Fıkıhla uğraşmak çok güzel bir şeydir ve fıkıhta metod çok önemlidir. Bir şey vardı, size onu özellikle belirtmek istiyorum. Bir konu soruluyor Mehmed Emin Er hocaya. Diyelim ki:
—El öpmek İslam’da var mıdır? Yok mudur?
Birisi çıkıp böyle bir soru soruyor. Soruyu anlıyor bir kere. Sorulan soruyu güzel anlıyor. Orası muhakkak. Ne maksatla niçin sorulduğunu dinliyor ve diyor ki:
—Bu konuda mesela yedi görüş vardır, yedi mezhep vardır. Şianın görüşü şudur, delilleri şudur, Şafiilerin görüşü budur, Vehhabiler şöyle diyor, falancalar böyle diyor, filanca böyle diyor…

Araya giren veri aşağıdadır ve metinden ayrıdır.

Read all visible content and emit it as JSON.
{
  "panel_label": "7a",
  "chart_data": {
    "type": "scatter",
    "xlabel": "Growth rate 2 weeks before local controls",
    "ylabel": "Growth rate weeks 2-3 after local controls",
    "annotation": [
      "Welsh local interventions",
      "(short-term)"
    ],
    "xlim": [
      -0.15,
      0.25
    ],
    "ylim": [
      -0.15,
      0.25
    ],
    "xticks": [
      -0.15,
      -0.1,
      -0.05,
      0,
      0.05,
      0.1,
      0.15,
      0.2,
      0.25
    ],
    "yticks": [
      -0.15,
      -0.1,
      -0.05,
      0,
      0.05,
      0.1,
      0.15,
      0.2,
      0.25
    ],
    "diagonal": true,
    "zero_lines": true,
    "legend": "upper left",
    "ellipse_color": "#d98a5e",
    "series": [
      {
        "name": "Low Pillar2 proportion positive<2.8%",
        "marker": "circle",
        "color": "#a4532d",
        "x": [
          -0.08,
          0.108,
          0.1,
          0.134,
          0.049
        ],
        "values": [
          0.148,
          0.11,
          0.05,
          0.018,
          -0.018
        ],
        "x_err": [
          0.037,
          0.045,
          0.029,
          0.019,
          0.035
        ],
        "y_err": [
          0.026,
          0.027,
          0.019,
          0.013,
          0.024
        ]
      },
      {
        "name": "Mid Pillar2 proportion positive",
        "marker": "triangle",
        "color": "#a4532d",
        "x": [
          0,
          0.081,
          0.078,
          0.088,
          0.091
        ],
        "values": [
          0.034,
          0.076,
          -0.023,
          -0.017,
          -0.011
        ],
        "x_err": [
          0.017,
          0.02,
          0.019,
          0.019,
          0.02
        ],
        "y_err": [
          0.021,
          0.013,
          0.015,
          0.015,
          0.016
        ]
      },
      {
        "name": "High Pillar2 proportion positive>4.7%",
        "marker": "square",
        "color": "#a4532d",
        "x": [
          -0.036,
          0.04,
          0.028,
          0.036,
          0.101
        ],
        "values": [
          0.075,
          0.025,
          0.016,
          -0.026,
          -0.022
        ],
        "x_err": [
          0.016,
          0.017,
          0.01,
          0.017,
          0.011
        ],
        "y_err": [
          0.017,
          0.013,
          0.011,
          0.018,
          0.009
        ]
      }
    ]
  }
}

Bir defa bütün görüşleri kendi imkanı dairesinde —tabii her insanın kabiliyeti sınırlıdır— tesbit etmiş oluyor. Sünnî, Şiî, Haricî, Zahirî… vs. neyse hangi mezheptense onları tesbit ediyor. Sonra hangisi haklı? Şia mezhebi şu noktada yanlışlar yapmıştır, her ne kadar şu Hadisi esas olarak almışsa da o hadisin şu kelimesini, o Ayetin şu kelimesindeki şu harekeyi değerlendirmesi şu bakımdan yanlış olduğundan şurası şöyledir, ona falanca alim şöyle cevap vermiştir, falanca böyle cevap vermiştir, filancaların görüşü aşırıdır, şu hadise dayanıyorlar ama o hadisin senedi zayıftır. Falancalar ona karşılık şu hadisi rivayet etmişlerdir… diye çok hoşuma giden bir metodu ve üslubu var.
Tabii, bilmiyorum kendisinden hiç okudunuz mu? ve okuyunca bu metodu gördünüz mü? Bir kitap takip edilirken sorulan soruya verilen cevapta belki bu metod görülmeyebilir. Fakat siz şunu yapın: Ordan metodu alın, bir konudaki çeşitli görüşleri toplamayı öğrenin.
Mesela dosya açın. Diyelim ki zikir, tasavvuf veya daha başka küçük veya büyük konu; Duha namazı, işrak namazı… Bahsi alın, bir sayfa açın buna, görüşleri kaynaklarıyla beraber sıralayın.
Mekke-i Mükerreme’de görüşmüştük Mehmed Emin hocayla. Ben Mısır’a uğrayıp Türkiye’ye öyle geleceğim dedi. Sonra Türkiye’de görüştük.
“—Nasıl geçti seyahatiniz?” dedim.
“—Mısır’a uğradım ama ben oranın alimlerinden bir şey anlamadım.” dedi.
Görüşmüş muhtelif kimselerle. “Şu mesele nasıldır?” diye kendisi zihninde zaten detayını bildiği meseleyi soruyor. Bakalım bunlar bu konuya nasıl çözüm getiriyorlar diye. Şöyle olur diye pattadak cevap veriyorlarmış… İyi ama delil? Yani neye dayandırıyorsunuz? Ne fıkhi bir delil biliyorlar diyor ne de başka bir delil. Yani bir insan bir şeye bir fetva verdiği zaman şu ayete göre şöyledir, bu hadis-i şerîfe göre böyledir demesi lâzım. “Hiç böyle bir şey demiyorlar.” diyor.
Hakikaten de Mısırlılarda ve belki başka ülkelerde fıkıh ilminde bir laubalilik var. Onun için böyle profesör olmuş veya kitaplar yazmış filan diye bir insana hiç itibar etmemek lazım. Onlar biraz böyle tabir caiz ise devrimci ve palavracı yetişmişler. Asıl ilim o değil, asıl ilim; bütün delilleri bilmek ve o delillerin sıhhatini ölçebilmek, sıhhatsizinden sıhhatli ahkâmı çıkartmak ve ona ittiba edebilmektir.
Prof. Dr. Mahmud Es’ad COŞAN Rh.A
Allah ikisine de rahmet eylesin. Güzel insanlardı.